The play is politically oversimplistic, portraying naturalistic good guys (the activists) against two-dimensional bad guys (the loggers, the corporate weasels, the police). While some attempt is made to make the loggers more than knee-jerk, naysaying opposites in the argument, they still come off drone-like with their chainsaw lockstep dance and oft-repeated credo: "If it casts a shadow, cut it down." Dimensionless bad guys make for boring adversaries and uninteresting theatre, especially when it lasts more than three hours. The one time an activist betrays the code of nonviolent resistance and beats a logger with a large stick has no repercussions in terms of the political dialogue; it just leads to a bigger, louder fight -- and the missed opportunity to get beyond the surface of the argument.
The actors are of mixed experience and ability, and director Somers doesn't do enough to maintain any precision in the acting. Characters range over a variety of excesses. There are the cartoonish: Corey Gagne's bad capitalist, Uncle Charlie; or Amie Elyn's one-note Sheriff (she speaks through a bullhorn). And there are the hyper-realistic: Judson L. Jones' Big A, in whom Jones infuses too much internal anguish, given to guttural mutterings and much bowing of his head. Somewhere in the middle are more measured performances, most notably Russ Roten as Sleeper, an ex-lawyer turned Earth First! leader. Greg Gondek puts his charismatic energies into the role of Gypsy. But too often he is an observer and inert; rarely does he get the chance to exercise what appears to be a Christ-like gift to calm and unify disparate elements in a conflict. Sometimes he just disappears into the convoluted story.

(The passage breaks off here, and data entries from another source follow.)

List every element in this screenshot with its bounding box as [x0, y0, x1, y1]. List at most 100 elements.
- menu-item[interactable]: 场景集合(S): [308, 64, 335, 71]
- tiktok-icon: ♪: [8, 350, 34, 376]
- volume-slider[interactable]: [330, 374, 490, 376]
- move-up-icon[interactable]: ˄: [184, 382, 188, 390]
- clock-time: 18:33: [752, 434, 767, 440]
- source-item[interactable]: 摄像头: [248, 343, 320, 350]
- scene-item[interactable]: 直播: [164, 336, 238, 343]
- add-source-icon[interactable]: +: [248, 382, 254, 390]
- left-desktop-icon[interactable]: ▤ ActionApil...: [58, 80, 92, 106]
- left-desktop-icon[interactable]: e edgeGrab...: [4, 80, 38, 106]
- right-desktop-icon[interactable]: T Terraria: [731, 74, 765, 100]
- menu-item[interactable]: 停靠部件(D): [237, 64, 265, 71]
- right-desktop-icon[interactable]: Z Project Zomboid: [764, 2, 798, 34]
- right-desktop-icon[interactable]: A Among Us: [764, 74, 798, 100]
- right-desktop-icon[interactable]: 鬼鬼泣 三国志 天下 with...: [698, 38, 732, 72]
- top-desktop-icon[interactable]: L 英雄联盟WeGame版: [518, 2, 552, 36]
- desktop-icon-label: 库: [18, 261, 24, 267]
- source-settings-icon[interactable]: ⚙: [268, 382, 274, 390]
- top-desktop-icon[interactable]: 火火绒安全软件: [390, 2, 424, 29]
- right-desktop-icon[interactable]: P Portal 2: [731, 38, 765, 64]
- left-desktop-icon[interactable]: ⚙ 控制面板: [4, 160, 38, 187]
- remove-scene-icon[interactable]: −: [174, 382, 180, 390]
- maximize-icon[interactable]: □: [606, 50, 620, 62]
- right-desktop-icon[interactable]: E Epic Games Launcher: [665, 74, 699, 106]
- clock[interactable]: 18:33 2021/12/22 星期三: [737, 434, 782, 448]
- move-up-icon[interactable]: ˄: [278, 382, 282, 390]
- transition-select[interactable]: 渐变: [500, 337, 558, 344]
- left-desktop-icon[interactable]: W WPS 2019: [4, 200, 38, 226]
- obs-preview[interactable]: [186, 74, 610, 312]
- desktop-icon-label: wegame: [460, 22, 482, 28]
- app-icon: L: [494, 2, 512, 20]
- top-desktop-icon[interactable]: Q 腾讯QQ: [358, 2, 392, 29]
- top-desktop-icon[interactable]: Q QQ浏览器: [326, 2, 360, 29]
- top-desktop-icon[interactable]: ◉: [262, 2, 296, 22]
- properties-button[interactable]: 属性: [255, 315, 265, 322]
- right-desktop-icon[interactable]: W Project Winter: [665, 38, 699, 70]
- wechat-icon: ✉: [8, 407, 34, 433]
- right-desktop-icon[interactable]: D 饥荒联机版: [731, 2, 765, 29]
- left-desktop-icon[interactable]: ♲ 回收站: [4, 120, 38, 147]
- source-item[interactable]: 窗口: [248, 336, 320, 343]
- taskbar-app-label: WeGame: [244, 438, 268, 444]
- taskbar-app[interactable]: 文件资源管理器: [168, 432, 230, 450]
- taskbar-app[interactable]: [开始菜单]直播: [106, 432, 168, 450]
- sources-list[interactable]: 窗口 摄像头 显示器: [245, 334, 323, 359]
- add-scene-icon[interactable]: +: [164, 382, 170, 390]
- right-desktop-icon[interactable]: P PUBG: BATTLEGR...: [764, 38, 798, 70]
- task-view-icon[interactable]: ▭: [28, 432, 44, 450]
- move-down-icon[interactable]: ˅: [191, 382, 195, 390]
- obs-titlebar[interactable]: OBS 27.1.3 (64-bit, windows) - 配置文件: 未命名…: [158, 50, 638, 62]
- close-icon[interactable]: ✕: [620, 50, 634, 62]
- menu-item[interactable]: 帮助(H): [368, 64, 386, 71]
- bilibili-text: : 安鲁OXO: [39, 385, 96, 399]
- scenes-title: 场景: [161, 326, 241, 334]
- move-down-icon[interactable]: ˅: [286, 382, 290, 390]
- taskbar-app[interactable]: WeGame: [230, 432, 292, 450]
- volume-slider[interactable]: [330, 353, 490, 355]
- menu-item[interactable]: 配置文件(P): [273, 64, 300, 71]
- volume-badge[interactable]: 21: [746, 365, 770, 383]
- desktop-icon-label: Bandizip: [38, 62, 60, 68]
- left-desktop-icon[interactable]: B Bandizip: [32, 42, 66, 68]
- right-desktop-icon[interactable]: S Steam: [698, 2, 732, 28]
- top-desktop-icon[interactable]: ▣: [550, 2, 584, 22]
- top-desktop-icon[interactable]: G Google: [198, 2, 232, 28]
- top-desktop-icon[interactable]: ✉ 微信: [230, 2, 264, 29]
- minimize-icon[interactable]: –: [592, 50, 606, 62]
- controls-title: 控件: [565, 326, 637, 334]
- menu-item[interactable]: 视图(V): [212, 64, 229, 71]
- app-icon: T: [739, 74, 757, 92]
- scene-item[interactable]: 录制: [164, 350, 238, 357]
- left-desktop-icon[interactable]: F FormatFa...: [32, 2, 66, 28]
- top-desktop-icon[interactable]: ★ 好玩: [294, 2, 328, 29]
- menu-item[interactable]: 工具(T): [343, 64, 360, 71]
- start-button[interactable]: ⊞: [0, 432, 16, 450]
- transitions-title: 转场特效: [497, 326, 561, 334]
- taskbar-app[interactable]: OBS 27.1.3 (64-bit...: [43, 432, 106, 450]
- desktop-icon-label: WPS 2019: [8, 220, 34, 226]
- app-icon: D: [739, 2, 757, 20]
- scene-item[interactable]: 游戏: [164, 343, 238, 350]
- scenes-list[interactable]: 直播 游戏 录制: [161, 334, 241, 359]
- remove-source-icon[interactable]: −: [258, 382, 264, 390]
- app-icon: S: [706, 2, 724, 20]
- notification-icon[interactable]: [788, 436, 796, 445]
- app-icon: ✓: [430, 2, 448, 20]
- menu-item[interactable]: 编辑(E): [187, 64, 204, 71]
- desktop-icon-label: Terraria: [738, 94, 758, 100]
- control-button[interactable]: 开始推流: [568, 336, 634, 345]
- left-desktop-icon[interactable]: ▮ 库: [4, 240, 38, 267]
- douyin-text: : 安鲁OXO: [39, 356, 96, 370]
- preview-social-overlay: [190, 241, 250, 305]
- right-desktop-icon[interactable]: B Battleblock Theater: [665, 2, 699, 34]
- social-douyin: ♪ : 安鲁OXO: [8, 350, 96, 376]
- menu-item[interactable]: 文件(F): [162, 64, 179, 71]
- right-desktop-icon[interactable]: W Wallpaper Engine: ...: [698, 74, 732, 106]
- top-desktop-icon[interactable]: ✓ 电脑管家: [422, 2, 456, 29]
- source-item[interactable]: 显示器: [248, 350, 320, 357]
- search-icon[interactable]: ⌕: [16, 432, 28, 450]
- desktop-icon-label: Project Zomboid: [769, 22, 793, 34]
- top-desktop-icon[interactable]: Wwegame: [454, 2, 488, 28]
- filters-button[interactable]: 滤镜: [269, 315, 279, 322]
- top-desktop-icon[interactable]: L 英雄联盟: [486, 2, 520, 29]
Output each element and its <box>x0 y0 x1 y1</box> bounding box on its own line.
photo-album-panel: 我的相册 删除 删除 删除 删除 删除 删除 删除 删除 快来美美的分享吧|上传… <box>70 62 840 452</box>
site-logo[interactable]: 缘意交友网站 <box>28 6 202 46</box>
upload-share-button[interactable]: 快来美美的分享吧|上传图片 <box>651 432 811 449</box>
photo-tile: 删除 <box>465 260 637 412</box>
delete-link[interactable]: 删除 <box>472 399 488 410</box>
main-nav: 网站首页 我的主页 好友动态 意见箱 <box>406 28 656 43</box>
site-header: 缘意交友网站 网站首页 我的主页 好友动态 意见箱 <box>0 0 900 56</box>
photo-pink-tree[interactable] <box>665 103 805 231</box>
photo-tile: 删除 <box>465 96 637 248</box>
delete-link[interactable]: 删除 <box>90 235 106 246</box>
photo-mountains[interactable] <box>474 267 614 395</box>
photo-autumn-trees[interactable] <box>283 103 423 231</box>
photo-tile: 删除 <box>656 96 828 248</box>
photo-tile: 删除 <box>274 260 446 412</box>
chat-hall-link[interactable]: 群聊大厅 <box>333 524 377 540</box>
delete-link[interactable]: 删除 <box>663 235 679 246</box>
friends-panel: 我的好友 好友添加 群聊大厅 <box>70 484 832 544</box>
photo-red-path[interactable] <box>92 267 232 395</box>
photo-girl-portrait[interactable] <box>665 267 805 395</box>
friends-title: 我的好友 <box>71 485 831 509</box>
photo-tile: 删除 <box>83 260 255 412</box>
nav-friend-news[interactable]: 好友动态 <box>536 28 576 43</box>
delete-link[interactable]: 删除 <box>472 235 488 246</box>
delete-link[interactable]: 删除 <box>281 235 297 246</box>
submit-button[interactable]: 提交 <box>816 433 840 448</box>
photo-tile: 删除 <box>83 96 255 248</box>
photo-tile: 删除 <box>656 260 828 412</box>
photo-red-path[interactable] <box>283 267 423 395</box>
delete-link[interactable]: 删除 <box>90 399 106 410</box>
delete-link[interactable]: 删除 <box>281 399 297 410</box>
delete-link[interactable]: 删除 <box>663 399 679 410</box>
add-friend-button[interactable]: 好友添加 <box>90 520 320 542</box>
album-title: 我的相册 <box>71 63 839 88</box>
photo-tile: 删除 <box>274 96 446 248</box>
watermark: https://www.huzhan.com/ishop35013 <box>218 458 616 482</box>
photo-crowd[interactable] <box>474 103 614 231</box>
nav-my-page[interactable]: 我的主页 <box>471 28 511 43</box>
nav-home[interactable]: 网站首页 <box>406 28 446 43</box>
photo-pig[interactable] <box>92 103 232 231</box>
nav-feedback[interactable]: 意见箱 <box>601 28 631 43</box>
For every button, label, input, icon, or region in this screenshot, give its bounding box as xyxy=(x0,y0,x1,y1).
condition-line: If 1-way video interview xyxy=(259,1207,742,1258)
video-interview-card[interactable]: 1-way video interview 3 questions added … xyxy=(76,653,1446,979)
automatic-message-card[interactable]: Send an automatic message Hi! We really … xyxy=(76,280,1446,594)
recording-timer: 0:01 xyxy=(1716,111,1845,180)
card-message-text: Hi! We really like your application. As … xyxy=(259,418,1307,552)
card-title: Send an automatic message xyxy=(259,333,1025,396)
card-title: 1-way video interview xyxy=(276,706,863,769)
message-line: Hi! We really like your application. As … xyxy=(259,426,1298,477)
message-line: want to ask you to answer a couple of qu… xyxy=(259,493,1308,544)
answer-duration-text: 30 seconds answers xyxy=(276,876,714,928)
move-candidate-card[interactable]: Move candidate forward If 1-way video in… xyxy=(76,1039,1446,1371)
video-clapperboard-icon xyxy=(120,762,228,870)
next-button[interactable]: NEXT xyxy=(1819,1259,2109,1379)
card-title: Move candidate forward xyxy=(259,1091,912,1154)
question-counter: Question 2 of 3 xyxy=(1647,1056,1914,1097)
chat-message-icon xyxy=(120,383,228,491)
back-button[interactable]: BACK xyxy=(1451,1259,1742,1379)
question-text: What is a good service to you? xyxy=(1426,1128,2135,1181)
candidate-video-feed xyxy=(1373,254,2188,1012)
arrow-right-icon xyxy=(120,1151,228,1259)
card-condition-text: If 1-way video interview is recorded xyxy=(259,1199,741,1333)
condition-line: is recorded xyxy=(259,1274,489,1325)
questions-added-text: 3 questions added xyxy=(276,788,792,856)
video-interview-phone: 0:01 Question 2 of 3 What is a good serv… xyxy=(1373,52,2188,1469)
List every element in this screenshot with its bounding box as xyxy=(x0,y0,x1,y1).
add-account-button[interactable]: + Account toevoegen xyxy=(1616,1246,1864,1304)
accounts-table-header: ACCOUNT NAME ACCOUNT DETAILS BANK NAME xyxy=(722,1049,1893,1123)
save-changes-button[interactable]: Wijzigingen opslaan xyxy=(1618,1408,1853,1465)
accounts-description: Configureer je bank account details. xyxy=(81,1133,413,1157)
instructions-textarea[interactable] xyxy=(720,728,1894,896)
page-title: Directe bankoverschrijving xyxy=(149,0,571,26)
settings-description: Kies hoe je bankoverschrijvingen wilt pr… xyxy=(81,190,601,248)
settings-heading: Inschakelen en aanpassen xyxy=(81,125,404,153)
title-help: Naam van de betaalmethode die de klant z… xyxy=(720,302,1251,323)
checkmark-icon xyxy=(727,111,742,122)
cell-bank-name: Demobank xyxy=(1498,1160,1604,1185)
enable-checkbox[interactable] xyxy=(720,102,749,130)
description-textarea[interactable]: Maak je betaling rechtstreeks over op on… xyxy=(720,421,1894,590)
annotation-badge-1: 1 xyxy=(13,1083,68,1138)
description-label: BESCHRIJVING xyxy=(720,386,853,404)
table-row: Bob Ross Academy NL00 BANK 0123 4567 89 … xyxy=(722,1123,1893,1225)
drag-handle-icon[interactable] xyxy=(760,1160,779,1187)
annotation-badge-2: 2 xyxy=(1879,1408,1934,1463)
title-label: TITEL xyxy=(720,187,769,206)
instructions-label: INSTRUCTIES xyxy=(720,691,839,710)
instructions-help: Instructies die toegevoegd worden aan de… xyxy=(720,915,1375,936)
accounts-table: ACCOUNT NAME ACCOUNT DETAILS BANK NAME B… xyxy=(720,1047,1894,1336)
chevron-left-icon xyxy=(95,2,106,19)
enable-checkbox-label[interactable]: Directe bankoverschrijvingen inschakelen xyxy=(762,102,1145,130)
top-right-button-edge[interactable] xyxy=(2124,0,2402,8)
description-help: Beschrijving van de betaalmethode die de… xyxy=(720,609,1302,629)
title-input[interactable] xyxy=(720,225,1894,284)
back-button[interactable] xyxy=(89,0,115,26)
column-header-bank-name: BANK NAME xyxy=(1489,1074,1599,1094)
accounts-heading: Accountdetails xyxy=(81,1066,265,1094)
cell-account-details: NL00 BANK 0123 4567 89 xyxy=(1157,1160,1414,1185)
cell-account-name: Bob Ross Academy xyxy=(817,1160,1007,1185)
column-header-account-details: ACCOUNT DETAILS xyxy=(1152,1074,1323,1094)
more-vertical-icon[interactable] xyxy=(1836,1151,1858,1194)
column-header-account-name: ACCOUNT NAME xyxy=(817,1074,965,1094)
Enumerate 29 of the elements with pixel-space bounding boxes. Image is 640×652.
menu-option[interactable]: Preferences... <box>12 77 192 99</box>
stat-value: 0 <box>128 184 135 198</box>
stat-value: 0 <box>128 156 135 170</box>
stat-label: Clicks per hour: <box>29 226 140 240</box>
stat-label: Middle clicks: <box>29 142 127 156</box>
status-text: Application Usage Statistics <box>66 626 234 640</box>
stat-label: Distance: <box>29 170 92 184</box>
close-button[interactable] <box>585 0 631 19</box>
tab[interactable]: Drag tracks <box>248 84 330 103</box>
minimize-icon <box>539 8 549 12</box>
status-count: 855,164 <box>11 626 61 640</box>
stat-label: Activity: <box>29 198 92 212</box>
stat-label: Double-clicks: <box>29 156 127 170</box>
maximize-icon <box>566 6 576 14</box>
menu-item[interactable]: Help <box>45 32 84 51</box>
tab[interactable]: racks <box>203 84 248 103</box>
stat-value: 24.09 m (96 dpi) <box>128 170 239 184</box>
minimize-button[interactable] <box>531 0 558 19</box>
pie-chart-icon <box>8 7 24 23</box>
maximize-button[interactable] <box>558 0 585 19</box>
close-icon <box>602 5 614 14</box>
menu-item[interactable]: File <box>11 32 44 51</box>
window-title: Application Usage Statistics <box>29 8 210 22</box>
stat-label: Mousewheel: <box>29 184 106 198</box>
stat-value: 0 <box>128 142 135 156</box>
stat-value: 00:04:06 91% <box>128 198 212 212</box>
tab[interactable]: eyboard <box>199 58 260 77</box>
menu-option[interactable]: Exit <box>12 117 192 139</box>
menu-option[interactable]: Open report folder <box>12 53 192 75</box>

Soldiers on the front lines of a war, whether fought with guns or through peaceful civil disobedience, tend to be young and idealistic. The same can be said for youthful theatre artists who wear their hearts on their sleeves, especially when playing political subject matter that speaks to their personal beliefs. The players believe, fiercely believe, in what they are doing. And they love, fiercely love, David "Gypsy" Chain and his memory, bringing honest emotion to this tale. But proximity makes it hard to see the bigger picture. So while the ensemble clearly connects at a personal level to its subject, it hasn't necessarily made a good play of it.